I found a good looking, brand-new brood frame in the other hive that had all stages of baby bees - eggs, larvae, and even some capped brood.  I shook the bees off this frame and moved it into the struggling hive.  Fingers crossed, I hope this helps them.  I hope they have enough nurse bees to tend the brood frame I've given them.  They still had some capped brood and brood has been emerging over the past little while, so there *should* be some decent young bees in there.

Some other notes:

  • The healthy "pink hive" has brood going on 8 out of 10 frames in the deep box and they've nicely drawn comb up in the medium super.  I went ahead and removed the queen excluder to give her room in the super to lay.  Based on what I've heard from other beekeepers in the area this is likely the final brood chamber configuration.  Anything above that will be queen-excluded honey supers.

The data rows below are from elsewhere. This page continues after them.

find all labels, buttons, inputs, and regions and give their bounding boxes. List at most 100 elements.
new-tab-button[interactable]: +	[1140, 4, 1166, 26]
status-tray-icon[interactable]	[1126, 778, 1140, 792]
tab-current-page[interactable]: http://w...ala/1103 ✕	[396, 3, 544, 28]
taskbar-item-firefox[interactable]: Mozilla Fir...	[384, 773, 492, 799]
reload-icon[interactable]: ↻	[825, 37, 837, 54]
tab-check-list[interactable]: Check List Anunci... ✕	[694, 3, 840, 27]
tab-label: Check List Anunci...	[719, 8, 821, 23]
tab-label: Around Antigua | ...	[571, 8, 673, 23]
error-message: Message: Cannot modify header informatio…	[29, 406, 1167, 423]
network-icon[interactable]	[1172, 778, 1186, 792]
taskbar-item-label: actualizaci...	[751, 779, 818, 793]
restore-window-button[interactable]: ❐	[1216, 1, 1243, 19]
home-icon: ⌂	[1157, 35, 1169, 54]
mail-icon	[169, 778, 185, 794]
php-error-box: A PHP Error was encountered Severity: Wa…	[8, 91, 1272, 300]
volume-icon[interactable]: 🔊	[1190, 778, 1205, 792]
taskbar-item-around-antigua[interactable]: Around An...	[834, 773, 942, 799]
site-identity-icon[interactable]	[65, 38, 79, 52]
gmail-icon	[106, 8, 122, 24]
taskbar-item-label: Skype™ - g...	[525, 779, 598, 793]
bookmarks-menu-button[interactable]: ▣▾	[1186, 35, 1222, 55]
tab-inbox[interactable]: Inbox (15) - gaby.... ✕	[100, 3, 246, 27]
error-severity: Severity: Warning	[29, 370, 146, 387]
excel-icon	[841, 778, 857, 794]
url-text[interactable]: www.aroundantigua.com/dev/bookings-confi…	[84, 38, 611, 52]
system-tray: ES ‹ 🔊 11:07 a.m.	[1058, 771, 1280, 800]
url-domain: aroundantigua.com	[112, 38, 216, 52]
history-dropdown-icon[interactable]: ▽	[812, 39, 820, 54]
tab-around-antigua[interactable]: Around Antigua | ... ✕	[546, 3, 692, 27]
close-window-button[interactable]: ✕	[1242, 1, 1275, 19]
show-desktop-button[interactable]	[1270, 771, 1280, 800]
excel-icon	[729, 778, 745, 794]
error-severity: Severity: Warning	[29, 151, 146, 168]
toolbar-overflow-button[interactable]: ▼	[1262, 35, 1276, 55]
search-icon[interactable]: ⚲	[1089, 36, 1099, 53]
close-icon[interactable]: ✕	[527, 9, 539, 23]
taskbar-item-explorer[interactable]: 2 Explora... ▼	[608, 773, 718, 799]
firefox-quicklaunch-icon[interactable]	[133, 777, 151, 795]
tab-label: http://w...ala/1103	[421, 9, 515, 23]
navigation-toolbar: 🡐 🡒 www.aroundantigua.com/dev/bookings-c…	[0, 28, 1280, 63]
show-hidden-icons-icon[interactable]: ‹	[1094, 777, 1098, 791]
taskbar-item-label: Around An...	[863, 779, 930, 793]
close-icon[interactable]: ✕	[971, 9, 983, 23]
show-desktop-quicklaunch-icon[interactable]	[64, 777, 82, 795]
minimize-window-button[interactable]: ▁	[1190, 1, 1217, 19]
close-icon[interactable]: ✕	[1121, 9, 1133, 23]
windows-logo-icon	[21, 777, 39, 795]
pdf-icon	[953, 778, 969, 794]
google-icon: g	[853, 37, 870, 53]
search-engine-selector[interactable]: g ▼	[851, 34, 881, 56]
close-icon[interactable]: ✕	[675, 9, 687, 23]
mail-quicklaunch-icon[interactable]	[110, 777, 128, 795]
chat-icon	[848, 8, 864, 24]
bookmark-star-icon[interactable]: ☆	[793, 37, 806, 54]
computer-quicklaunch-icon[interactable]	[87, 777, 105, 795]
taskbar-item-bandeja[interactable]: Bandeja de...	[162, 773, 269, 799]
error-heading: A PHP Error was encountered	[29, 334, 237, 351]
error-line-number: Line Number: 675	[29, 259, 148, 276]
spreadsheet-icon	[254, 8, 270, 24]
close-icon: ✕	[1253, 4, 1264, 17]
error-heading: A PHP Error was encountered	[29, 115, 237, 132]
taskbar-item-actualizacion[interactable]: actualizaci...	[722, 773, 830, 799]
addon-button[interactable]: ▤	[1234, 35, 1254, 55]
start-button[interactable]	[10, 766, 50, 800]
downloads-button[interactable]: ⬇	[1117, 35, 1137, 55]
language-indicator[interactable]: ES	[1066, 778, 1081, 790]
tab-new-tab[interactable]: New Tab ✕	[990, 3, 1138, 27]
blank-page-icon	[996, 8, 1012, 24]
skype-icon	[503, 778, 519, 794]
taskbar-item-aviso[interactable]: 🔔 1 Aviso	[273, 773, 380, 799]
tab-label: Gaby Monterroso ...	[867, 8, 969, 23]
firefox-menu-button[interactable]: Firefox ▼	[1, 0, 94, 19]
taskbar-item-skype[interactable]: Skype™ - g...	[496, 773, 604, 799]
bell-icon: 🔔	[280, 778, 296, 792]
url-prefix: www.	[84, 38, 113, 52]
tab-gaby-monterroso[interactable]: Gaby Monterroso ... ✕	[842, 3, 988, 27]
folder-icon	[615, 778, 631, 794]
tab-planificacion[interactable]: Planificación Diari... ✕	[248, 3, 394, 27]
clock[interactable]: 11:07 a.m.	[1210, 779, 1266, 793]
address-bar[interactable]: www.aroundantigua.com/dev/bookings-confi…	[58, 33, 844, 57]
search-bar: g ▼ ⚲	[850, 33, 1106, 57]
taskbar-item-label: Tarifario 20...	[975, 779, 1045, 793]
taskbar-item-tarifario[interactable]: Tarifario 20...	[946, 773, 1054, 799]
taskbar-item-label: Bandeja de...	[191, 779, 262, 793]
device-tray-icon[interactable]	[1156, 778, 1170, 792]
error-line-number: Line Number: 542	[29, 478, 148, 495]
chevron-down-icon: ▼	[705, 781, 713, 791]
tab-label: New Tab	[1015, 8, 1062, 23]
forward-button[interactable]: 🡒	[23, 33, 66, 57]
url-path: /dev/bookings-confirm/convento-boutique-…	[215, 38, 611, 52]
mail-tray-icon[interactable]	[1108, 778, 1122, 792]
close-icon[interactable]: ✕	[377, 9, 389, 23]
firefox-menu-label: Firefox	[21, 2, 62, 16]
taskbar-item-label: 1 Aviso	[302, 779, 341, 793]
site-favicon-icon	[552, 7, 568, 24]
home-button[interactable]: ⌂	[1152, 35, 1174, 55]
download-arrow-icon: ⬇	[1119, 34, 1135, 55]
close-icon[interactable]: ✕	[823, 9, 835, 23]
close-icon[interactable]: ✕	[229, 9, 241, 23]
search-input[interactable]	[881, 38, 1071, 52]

  • I found eggs on a non-black foundation frame in my healthy hive - my eye for spotting eggs is getting better.
  • My eye for spotting my unmarked queen is still not so great.  I was unable to find her.  Though I was careful to make sure she wasn't on the frame I stole for the struggling hive.
  • Beetle traps with apple cider vinegar don't work.  I've heard of folks doing this, but all of my vinegar evaporated within a week.  Perhaps this is a characteristic of warm weather - outside temps have been in the upper 80s/low 90s this past week.  Anyway, I've redeployed my traps with canola oil.